CB異常の診断はOCTのみで完結する。特異的な検査手技や採血は不要である。
光干渉断層計(OCT)によりCBの微細構造変化をステージ分類できる。各ステージの所見(「臨床所見」の項参照)を把握したうえで、基礎疾患の評価と合わせて判断する。
CB異常の各ステージ、特にステージ3(後天性卵黄状病変)は以下の疾患との鑑別が必要である。
Krill病
急性RPE炎(Krill病):黄白色の小病変が中心窩周囲に多発する自己限定性疾患。通常6〜12週で自然軽快する。
鑑別点:自然軽快経過と、基礎疾患(黄斑前膜やVMT)を欠くことが鑑別の鍵となる。
中心性漿液性脈絡網膜症
中心性漿液性脈絡網膜症(CSC):漿液性網膜色素上皮剥離(PED)を伴う漿液性網膜剥離が特徴。
鑑別点:OCTで色素上皮剥離の形態、蛍光眼底造影での漏出点の確認が鑑別に有用。
卵黄状黄斑ジストロフィ
Best病(卵黄状黄斑ジストロフィ):遺伝性疾患。RPE下の卵黄状物質沈着が特徴的。
鑑別点:若年発症、家族歴、EOG異常(Arden比低下)、遺伝子検査が鑑別に寄与する。
その他の鑑別対象として、太陽網膜症(日光暴露歴)および急性特発性黄斑症がある。
診断はOCTのみで行える。特別な採血・染色・造影検査は必須ではない。OCTで中心窩の微細構造(EZ・IZ・ELM・RPE間の変化)をステージ分類し、基礎疾患(黄斑前膜・VMT・嚢胞様黄斑浮腫など)の有無を評価することで診断する。
CB異常自体を直接標的とする治療法は存在しない。

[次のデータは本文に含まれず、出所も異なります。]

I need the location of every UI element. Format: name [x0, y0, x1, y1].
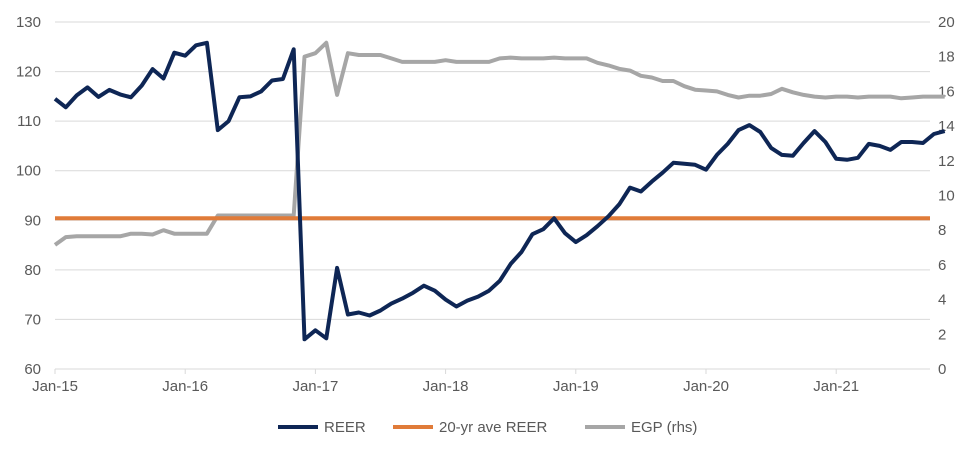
- x-tick-label-Jan-18: Jan-18: [423, 378, 469, 395]
- x-tick-label-Jan-16: Jan-16: [162, 378, 208, 395]
- gridlines: [55, 21, 930, 320]
- x-tick-label-Jan-20: Jan-20: [683, 378, 729, 395]
- right-tick-label-4: 4: [938, 292, 946, 309]
- right-tick-label-0: 0: [938, 361, 946, 378]
- right-tick-label-6: 6: [938, 257, 946, 274]
- x-axis-ticks: Jan-15 Jan-16 Jan-17 Jan-18 Jan-19 Jan-20 Jan-…: [32, 369, 859, 395]
- x-tick-label-Jan-21: Jan-21: [813, 378, 859, 395]
- right-tick-label-20: 20: [938, 14, 955, 31]
- left-tick-label-70: 70: [24, 311, 41, 328]
- left-tick-label-90: 90: [24, 212, 41, 229]
- left-tick-label-100: 100: [16, 163, 41, 180]
- series-lines: [53, 40, 946, 342]
- right-tick-label-18: 18: [938, 49, 955, 66]
- right-tick-label-2: 2: [938, 326, 946, 343]
- legend-label-egp: EGP (rhs): [631, 419, 697, 436]
- x-tick-label-Jan-17: Jan-17: [292, 378, 338, 395]
- left-tick-label-80: 80: [24, 262, 41, 279]
- left-tick-label-130: 130: [16, 14, 41, 31]
- left-tick-label-120: 120: [16, 64, 41, 81]
- series-line-reer: [53, 40, 946, 342]
- left-axis-ticks: 60 70 80 90 100 110 120 130: [16, 14, 41, 378]
- legend-label-20yr-ave-reer: 20-yr ave REER: [439, 419, 548, 436]
- right-tick-label-8: 8: [938, 222, 946, 239]
- left-tick-label-110: 110: [17, 113, 41, 130]
- x-tick-label-Jan-19: Jan-19: [553, 378, 599, 395]
- right-tick-label-10: 10: [938, 188, 955, 205]
- legend-label-reer: REER: [324, 419, 366, 436]
- left-tick-label-60: 60: [24, 361, 41, 378]
- series-line-egp: [53, 40, 945, 247]
- right-tick-label-12: 12: [938, 153, 955, 170]
- legend: REER 20-yr ave REER EGP (rhs): [278, 419, 697, 436]
- x-tick-label-Jan-15: Jan-15: [32, 378, 78, 395]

基礎疾患の管理が治療の原則となる。
原因疾患に応じた治療を行う。
黄斑前膜の大部分は安定した経過をたどり、進行するものは少ない1)。5年間の自然経過として、29%が進行、26%が軽快、39%が安定するとの報告がある1)。
視力低下や変視症が顕著な場合、または進行性の黄斑前膜には**硝子体手術(黄斑前膜剥離術)**が選択肢となる。
VMTに対しては経過観察または**硝子体手術(PPV)**を検討する。症状が軽微な場合は観察を優先し、牽引が強く視力低下が進行する場合に手術を検討する。
コットンボールサイン単独では必ずしも手術を要しない。Govetoらの観察では安定している例が多い。基礎疾患に対する牽引が解除されると消退する場合がある。視力・変視症・基礎疾患の進行度を総合して経過観察か治療介入かを判断する。
中心窩ブーケ(CB)は中心窩最深部の直径約100μmの領域に位置し、視力を担う錐体視細胞とその支持構造であるMüller細胞から構成される。Müller細胞は内境界膜(ILM)から外境界膜(ELM)にかけてスパンし、網膜の構造的完全性を維持している。中心窩中央ではMüller細胞がより垂直方向に配向していることが、GassとYamadaの研究により示されている。この解剖学的特性がCBを機械的ストレスに対して脆弱にしていると考えられる。
牽引力はMüller細胞を介して錐体視細胞に伝達される。各ステージの機序は以下の通りである。
ステージ1(コットンボールサイン):内側方向への牽引により錐体が上方に偏位する。EZおよびELMはこの時点では保たれている。
ステージ2(中心窩剥離):牽引が錐体-RPE間の接着力を超えることで錐体とRPEが剥離し、網膜下液が出現する。EZの断裂が生じることがある。
ステージ3(後天性卵黄状病変):剥離の持続により錐体の代謝産物がRPEと錐体の間に蓄積し、ドーム状の高反射物質を形成する。ELMの断裂が生じる。高反射物質は最終的に網膜内へ移行し、自然に虚脱することがあるが、EZおよびELMの断裂は持続することが多い。
嚢胞様黄斑浮腫では液体貯留によるMüller細胞の物理的伸展がCBへの機械的ストレスをもたらす。伸展が持続することで中心窩剥離(ステージ2)へと進行し得る。
ステージ1(コットンボールサイン):多くの場合、経過観察で安定している(Goveto)。基礎疾患に対する牽引が解除されると消退することがある。
ステージ2(中心窩剥離):基礎疾患の治療に応じて改善する可能性がある。
ステージ3(後天性卵黄状病変):高反射物質の網膜内への移行と自然虚脱が観察されることがある。しかし、虚脱後もEZおよびELMの断裂が持続することが多く、視力の回復は限定的となる傾向がある。
ERM手術後のCB異常および視力転帰については、報告者により見解が分かれる。
DamascenoらはタイムリーなERM手術により良好な視力回復が得られると報告した。一方、BrinkmannらはプレオペラティブなCB異常の存在が術後視力予後の不良因子であると報告しており、両者の見解は一致していない。
CB異常のステージが術前に高いほど、術後視力の回復が不良となる可能性があることが示唆されている。CB異常を早期発見し、適切なタイミングで基礎疾患を治療することの臨床的意義はここにある。
CB異常の概念はOCT技術の発展とともに生まれた比較的新しい分類であり、以下の点について今後の研究が期待される。
ステージ3(後天性卵黄状病変)では、高反射物質が虚脱しても、EZとELMの断裂が持続することが多い。視力回復は限定的となる傾向があり、手術成績についても研究者間で見解が分かれている。早期の段階で基礎疾患に対処することが、視力予後を改善するうえで重要と考えられる。